The number of mobile app builds is dropping across the world‚ as companies increasingly focus on piloting or investigating the use of bots‚ chatbots and virtual assistants in mobile apps.

This is according to the latest mobile app survey by Gartner.

More than a quarter of the organisations surveyed globally have not built‚ customised or virtualised any mobile apps in the last 12 months. This number is surprisingly high‚ Gartner analysts said.

"Many IT teams will have significant backlogs of app work that need completing‚ which increases the risk of lines of business going around IT to get what they want sooner‚" said Adrian Leow‚ research director at Gartner. "Development teams need to re-think their priorities and span of control over mobile app development or risk further erosion of IT budgets and the perceived value of IT development."
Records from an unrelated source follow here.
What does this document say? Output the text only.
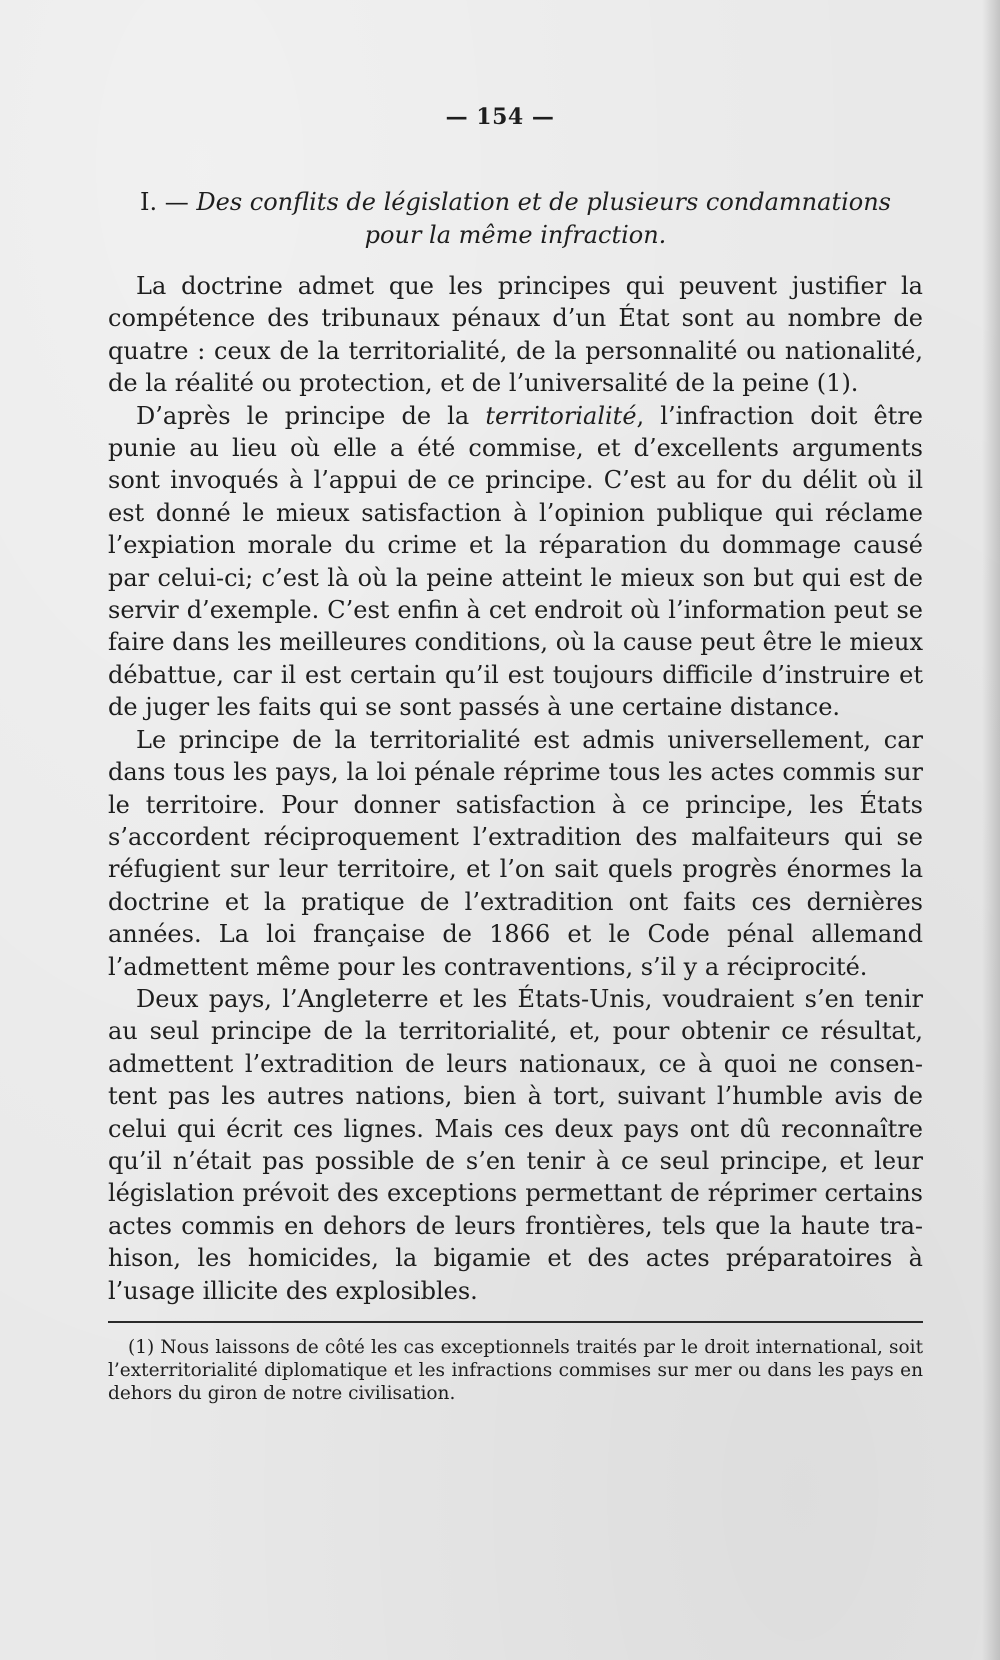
— 154 —
I. — Des conflits de législation et de plusieurs condamnations pour la même infraction.

La doctrine admet que les principes qui peuvent justifier la compétence des tribunaux pénaux d’un État sont au nombre de quatre : ceux de la territorialité, de la personnalité ou nationalité, de la réalité ou protection, et de l’universalité de la peine (1).

D’après le principe de la territorialité, l’infraction doit être punie au lieu où elle a été commise, et d’excellents arguments sont invoqués à l’appui de ce principe. C’est au for du délit où il est donné le mieux satisfaction à l’opinion publique qui réclame l’expiation morale du crime et la réparation du dommage causé par celui-ci; c’est là où la peine atteint le mieux son but qui est de servir d’exemple. C’est enfin à cet endroit où l’information peut se faire dans les meilleures conditions, où la cause peut être le mieux débattue, car il est certain qu’il est toujours difficile d’instruire et de juger les faits qui se sont passés à une certaine distance.

Le principe de la territorialité est admis universellement, car dans tous les pays, la loi pénale réprime tous les actes commis sur le territoire. Pour donner satisfaction à ce principe, les États s’accordent réciproquement l’extradition des malfaiteurs qui se réfugient sur leur territoire, et l’on sait quels progrès énormes la doctrine et la pratique de l’extradition ont faits ces dernières années. La loi française de 1866 et le Code pénal allemand l’admettent même pour les contraventions, s’il y a réciprocité.

Deux pays, l’Angleterre et les États-Unis, voudraient s’en tenir au seul principe de la territorialité, et, pour obtenir ce résultat, admettent l’extradition de leurs nationaux, ce à quoi ne consentent pas les autres nations, bien à tort, suivant l’humble avis de celui qui écrit ces lignes. Mais ces deux pays ont dû reconnaître qu’il n’était pas possible de s’en tenir à ce seul principe, et leur législation prévoit des exceptions permettant de réprimer certains actes commis en dehors de leurs frontières, tels que la haute trahison, les homicides, la bigamie et des actes préparatoires à l’usage illicite des explosibles.

(1) Nous laissons de côté les cas exceptionnels traités par le droit international, soit l’exterritorialité diplomatique et les infractions commises sur mer ou dans les pays en dehors du giron de notre civilisation.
According to the survey‚ those organisations that have undertaken mobile app development have deployed an average of eight mobile apps to date‚ which has remained relatively flat when compared with 2016. On average‚ another 2.6 mobile apps are currently being developed and 6.2 are planned for the next 12 months‚ but are not yet in development.
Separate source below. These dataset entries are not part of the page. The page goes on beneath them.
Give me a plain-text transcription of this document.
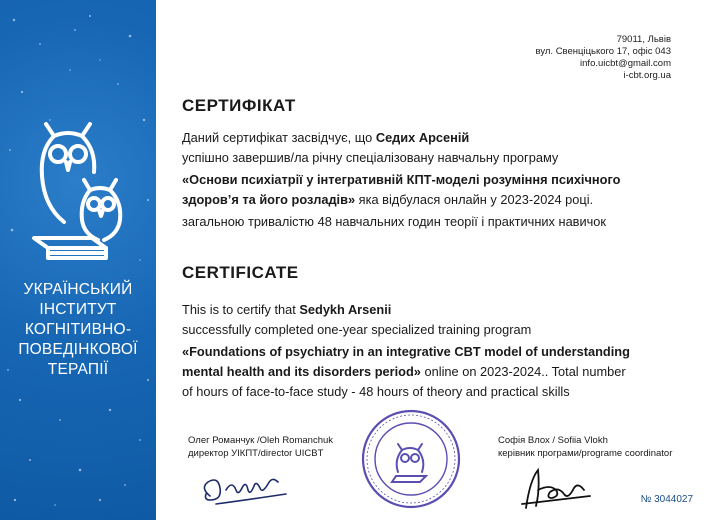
УКРАЇНСЬКИЙ
ІНСТИТУТ
КОГНІТИВНО-
ПОВЕДІНКОВОЇ
ТЕРАПІЇ
79011, Львів
вул. Свенціцького 17, офіс 043
info.uicbt@gmail.com
i-cbt.org.ua
СЕРТИФІКАТ
Даний сертифікат засвідчує, що Седих Арсеній
успішно завершив/ла річну спеціалізовану навчальну програму
«Основи психіатрії у інтегративній КПТ-моделі розуміння психічного
здоров’я та його розладів» яка відбулася онлайн у 2023-2024 році.
загальною тривалістю 48 навчальних годин теорії і практичних навичок
CERTIFICATE
This is to certify that Sedykh Arsenii
successfully completed one-year specialized training program
«Foundations of psychiatry in an integrative CBT model of understanding
mental health and its disorders period» online on 2023-2024.. Total number
of hours of face-to-face study - 48 hours of theory and practical skills
Олег Романчук /Oleh Romanchuk
директор УІКПТ/director UICBT
Софія Влох / Sofiia Vlokh
керівник програми/programe coordinator
№ 3044027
"It’s encouraging to see significant growth in the number of mobile apps planned‚ but most of this growth is in mobile web apps as opposed to native or hybrid mobile apps‚" said Leow. "This indicates that some companies may be frustrated with developing mobile apps and are, instead, re-focusing on responsive websites to address their mobile needs."
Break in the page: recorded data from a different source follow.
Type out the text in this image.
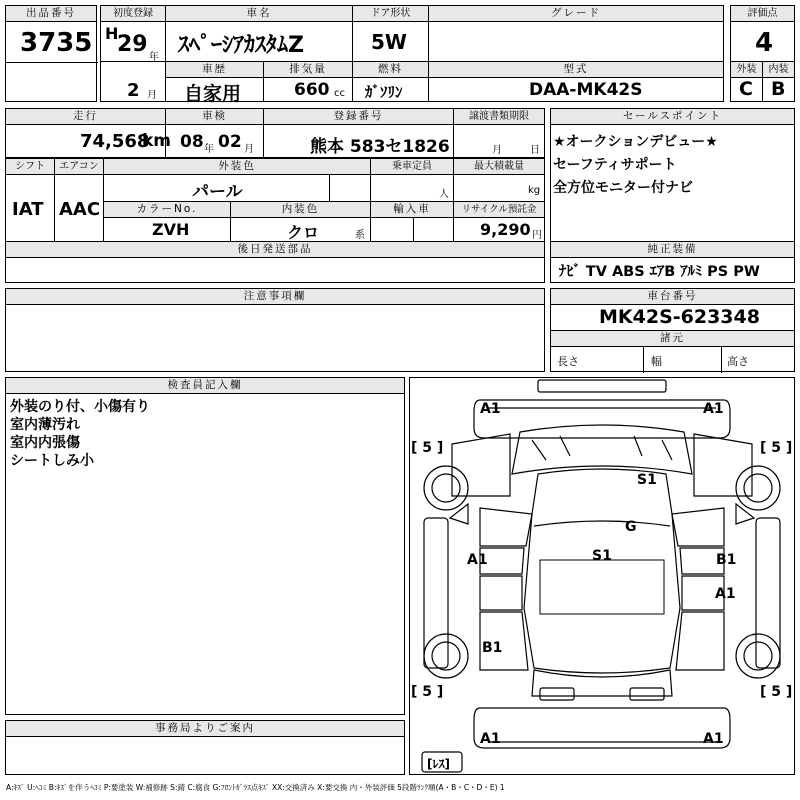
出品番号
3735
初度登録
H
29
年
2 月
車名
ｽﾍﾟｰｼｱｶｽﾀﾑZ
ドア形状
5W
グレード	評価点
4
車歴
自家用
排気量
660 cc
燃料
ｶﾞｿﾘﾝ
型式
DAA-MK42S
外装
C
内装
B
走行
74,568
km
車検
08 年 02 月
登録番号
熊本 583セ1826
譲渡書類期限
月	日
セールスポイント
★オークションデビュー★
セーフティサポート
全方位モニター付ナビ
シフト
IAT
エアコン
AAC
外装色
パール
乗車定員
人
最大積載量
kg
カラーNo.
ZVH
内装色
クロ	系
輸入車	リサイクル預託金
9,290 円
後日発送部品	純正装備
ﾅﾋﾞ TV ABS ｴｱB ｱﾙﾐ PS PW
注意事項欄	車台番号
MK42S-623348
諸元
長さ	幅	高さ
検査員記入欄
外装のり付、小傷有り
室内薄汚れ
室内内張傷
シートしみ小
事務局よりご案内
A1	A1
S1
G
S1
A1	B1
A1
B1
A1	A1
[ 5 ]	[ 5 ]
[ 5 ]	[ 5 ]
[ﾚｽ]
A:ｷｽﾞ U:ﾍｺﾐ B:ｷｽﾞを伴うﾍｺﾐ P:要塗装 W:補修跡 S:錆 C:腐食 G:ﾌﾛﾝﾄｶﾞﾗｽ点ｷｽﾞ XX:交換済み X:要交換 内・外装評価 5段階ﾗﾝｸ順(A・B・C・D・E) 1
Gartner’s survey reveals that 52% of respondents have begun investigating‚ exploring or piloting the use of bots‚ chatbots or virtual assistants in mobile app development‚ which is surprisingly high given how nascent these technologies are. Gartner refers to these as post-app technologies that belong to an era where the traditional app — obtained from an app store and installed on a mobile device — will become just one of a wide range of ways that functionality and services are delivered to mobile users.

"While this response may be more indicative of greater awareness of these technologies than of anything else‚ it’s still good to see that organisations have begun to consider these technologies‚ because they will grow in importance relatively rapidly‚" said Leow.

According to the survey‚ the primary barriers to mobile initiatives are resources related — lack of funds‚ worker hours and skills gaps. Cost concerns are pervasive in IT organisations so this is not surprising‚ but it points to the need to enhance productivity with the budgets IT development organisations already have. Other barriers include a lack of business benefits and return on investment justification.

In terms of spending‚ the survey reveals that organisations’ actual IT spend on mobile apps is consistently lower than they forecast. Despite 68% of organisations expecting to increase spending for mobile apps‚ the average proportion of the overall software budget is only 11%. Those that plan on increasing spending in 2017 expect to do so by 25% over last year.

For the past few years‚ Gartner research has shown that while organisations have indicated they will increase their mobile app development budget spend‚ the reality is that spending allocation has decreased.